Samenvatting histo en cyto
1. Celorganellen
Mitochondriën
2 membranen
o Binnen membraan= weinig permeabel, gradiënt over binnen
membraan wordt gebruikt voor ATP-productie, zeer sterk geplooid =
meer opp. -> vorming cristae mitochondriales bladvormig of
buisvormig, bestaat voor ¾ uit eiwitten (ademhalingsenzymen,
transporteiwitten), plooiing verhoogd bij hogere metabole activiteit
o Buiten membraan omgeeft gans mito, permeabel voor niet al te
grote moleculen incl. kleine eiwitten, bevat veel transporteiwitten,
bevat enzymen die conversie (omzetting) van bepaalde substraten
bewerkstelligen en enzymen voor vetsynthese/ vetzuurmetabolisme
Intermembranaire ruimte
Matrix: bevat enzymen van vetzuuroxidatie en deel
citroenzuurcyclus, ronde matrixkorrels = neerslagen van calcium en
magnesiumzouten, oxidatie van lipiden + pyruvaat + Krebscyclus
gebeuren hier
Komt voor in alle eukaryote cellen
Kunnen 2/5 van cytoplasmavolume innemen
Eivormige of langgerekte structuren, soms vertakt
Heterogeen verdeeld over cytoplasma bij verschillende celtypes, vaak
ophoping in gebieden waar veel energie verbruikt wordt
# mito is afhankelijk van energiebehoefte van cel bv bij spieren kweken
meet aerobe capaciteit= meer mito, gaan na enkele weken van niet
sporten ook weer weg, worden afgebroken
Functie: 95% van energie produceren-> nodig voor in stand houden cel
vormen ATP door afbraak organische moleculen in reactieketen, waarbij
O2 wordt verbruikt en CO2 wordt aangemaakt
Synthese mito proteïnen
Merendeel buiten organel gesynthetiseerd door cytosolische ribosomen
(niet gebonden aan ER), opname door receptor proteïnen op opp. van mito
via herkenning van specifieke uptake-targeting sequensen (label aan eiwit
gehangen)
!! aanwezigheid van dubbel membraan vereist voor sommige proteïnen
sequentiële actie van 2 sequenties en 2 membraangebonden
receptorsystemen (TOM= transporter outer membrane, TIM= transporter
inner membrane)
Bijzonderheden:
Bevatten eigen circulair DNA en ribosomen + enzymen om proteïnen
te synthetiseren (DNA en enzymen lijken sterk op bacterieel DNA en
enzymen)
Kunnen instaan voor eigen onderhoud, groei en vermenigvuldiging
,Ribosomen
Ronde of langgerekte deeltjes, doorsnede 20nm, 2 sub eenheden van
ongelijke grootte (1 groter dan andere)
Gemaakt in nucleolus (rRNA), als er veel ribosomen nodig zijn, zal cel een
grote nucleolus hebben, rest bestanddelen = verschillende eiwitten
2 vormen: membraangebonden (cytoplasmatische zijde ER) of vrije
ribosomen
Functie: assemblage (samenstelling) AZ tot polypeptideketens->
essentieel voor in stand houding cel
Komen meestal voor in groepjes polyribosomen of polysomen, bij elkaar
gehouden door streng mRNA
Vorming proteïnen op ribosomen:
1. Initiatie: verschillende initiatiefactoren, assemblage functioneel en
competent ribosoom, mRNA moet startcodon (AUG=methionine)

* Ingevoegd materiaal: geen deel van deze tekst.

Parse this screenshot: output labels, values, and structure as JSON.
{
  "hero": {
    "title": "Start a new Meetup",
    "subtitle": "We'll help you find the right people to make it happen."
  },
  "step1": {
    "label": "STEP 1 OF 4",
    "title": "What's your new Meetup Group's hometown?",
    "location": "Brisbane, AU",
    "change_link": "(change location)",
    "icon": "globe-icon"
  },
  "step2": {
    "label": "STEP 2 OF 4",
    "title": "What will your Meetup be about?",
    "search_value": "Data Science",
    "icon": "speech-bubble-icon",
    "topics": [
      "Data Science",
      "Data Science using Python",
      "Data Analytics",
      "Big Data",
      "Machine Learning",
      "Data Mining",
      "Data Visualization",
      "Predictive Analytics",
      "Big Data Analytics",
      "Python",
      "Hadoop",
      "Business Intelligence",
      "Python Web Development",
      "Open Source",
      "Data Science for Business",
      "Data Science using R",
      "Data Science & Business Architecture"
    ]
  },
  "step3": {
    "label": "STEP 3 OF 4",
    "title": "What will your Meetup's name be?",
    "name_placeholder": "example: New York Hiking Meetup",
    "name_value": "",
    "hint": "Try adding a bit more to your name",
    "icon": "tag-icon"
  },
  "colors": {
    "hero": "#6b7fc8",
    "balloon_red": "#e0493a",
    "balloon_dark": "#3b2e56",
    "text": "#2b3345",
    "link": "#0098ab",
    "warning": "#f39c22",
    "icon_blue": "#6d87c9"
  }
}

gepositioneerd in zijn P-site (peptidylsite) en moet gepaard zijn met
initiator-tRNA
2. Elongatie: verschillende elongatiefactoren (EF) spelen rol bindt
met aminoacyl-tRNA, plaatst het op A-site, binding met tRNA in P-
site, elongatie peptide
3. Terminatie: verschillende releasefactoren herkenning stopcodons
(UAG, UAA, UGA), beëindigen polypeptidesynthese> release
proteïne van tRNA, release tRNA van ribosoom ribosomale
subeenheden separeren van mRNA
Endoplasmatische reticulum
Met ribosomen= ruw (rough) ER produceert eiwitten (ribosomen erop
produceren) voor vesikulatie, exocytose transmembraanproteinen,
wateroplosbare proteïnen; staat in verbinding met kern poriën, ribosomen
hechten aan RERmembraan via SRP (signal recognition particle) en Sec61
(proteïne translocator)
Zonder ribosomen = glad (smooth) ER produceert enzymen met
belangrijke rol in sterol metabolisme (steroïden)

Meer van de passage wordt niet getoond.